De regering wil de omstreden Tapwet doorzetten. Om allerlei redenen is dat een slecht plan. De economische schade zal aanzienlijk zijn. Naar verluidt hebben de eerste bedrijven hun koers al verlegd naar het Duitse internetknooppunt.
Wat hebben Brugge, Ostia en – dichterbij huis – Stavoren gemeenschappelijk? Het waren alle florerende havensteden die door verzanding hun economische toppositie verloren. De nieuwe wet op de inlichtingen- en veiligheidsdiensten (‘Tapwet’) dreigt tot verzanding van onze ‘Digital Mainport’ te leiden.

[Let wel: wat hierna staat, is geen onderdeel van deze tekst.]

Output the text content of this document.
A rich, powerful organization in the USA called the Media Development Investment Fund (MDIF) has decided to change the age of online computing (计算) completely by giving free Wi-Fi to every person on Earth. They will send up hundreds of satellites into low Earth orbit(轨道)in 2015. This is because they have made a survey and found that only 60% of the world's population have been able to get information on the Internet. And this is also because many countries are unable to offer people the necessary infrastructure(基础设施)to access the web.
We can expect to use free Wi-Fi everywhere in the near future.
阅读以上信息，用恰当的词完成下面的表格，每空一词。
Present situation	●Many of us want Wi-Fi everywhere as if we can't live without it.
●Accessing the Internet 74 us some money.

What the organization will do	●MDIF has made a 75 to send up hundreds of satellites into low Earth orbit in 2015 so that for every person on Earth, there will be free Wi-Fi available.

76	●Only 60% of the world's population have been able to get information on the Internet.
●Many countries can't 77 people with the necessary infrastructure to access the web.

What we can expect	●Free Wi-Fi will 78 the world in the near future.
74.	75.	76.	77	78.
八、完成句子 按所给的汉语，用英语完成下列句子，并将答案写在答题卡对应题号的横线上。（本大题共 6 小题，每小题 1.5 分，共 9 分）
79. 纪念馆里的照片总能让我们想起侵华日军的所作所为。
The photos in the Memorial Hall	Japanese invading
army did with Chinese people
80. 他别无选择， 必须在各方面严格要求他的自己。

Eenmaal aangenomen geeft de Tapwet veiligheidsdiensten de mogelijkheid een sleepnet door dataverkeer te halen. Dat alles omwille van de veiligheid en de terreurbestrijding, zo zegt men. De recente aanslagen in Parijs en Brussel hebben echter laten zien dat de zwakke plek in de verdediging niet zozeer het gebrek aan informatie is (er was heel veel bekend over de aanslagplegers), maar meer het onvoldoende delen ervan en vooral: het ernaar handelen. Maar dat is mijn punt niet.
Geen consistentie in beleid
Het gaat mij om het gevaar voor onze economie en het gebrek aan consistentie van de overheid. Aan de ene kant wordt de kracht van onze digitale economie de hemel in geprezen en steekt de overheid veel geld en middelen in het versterken van de infrastructuur en het ondernemingsklimaat. Maar aan de andere kant zal de Tapwet de aantrekkingskracht van Nederland sterk verminderen voor bedrijven die afhankelijk zijn van informatie en intellectueel eigendom.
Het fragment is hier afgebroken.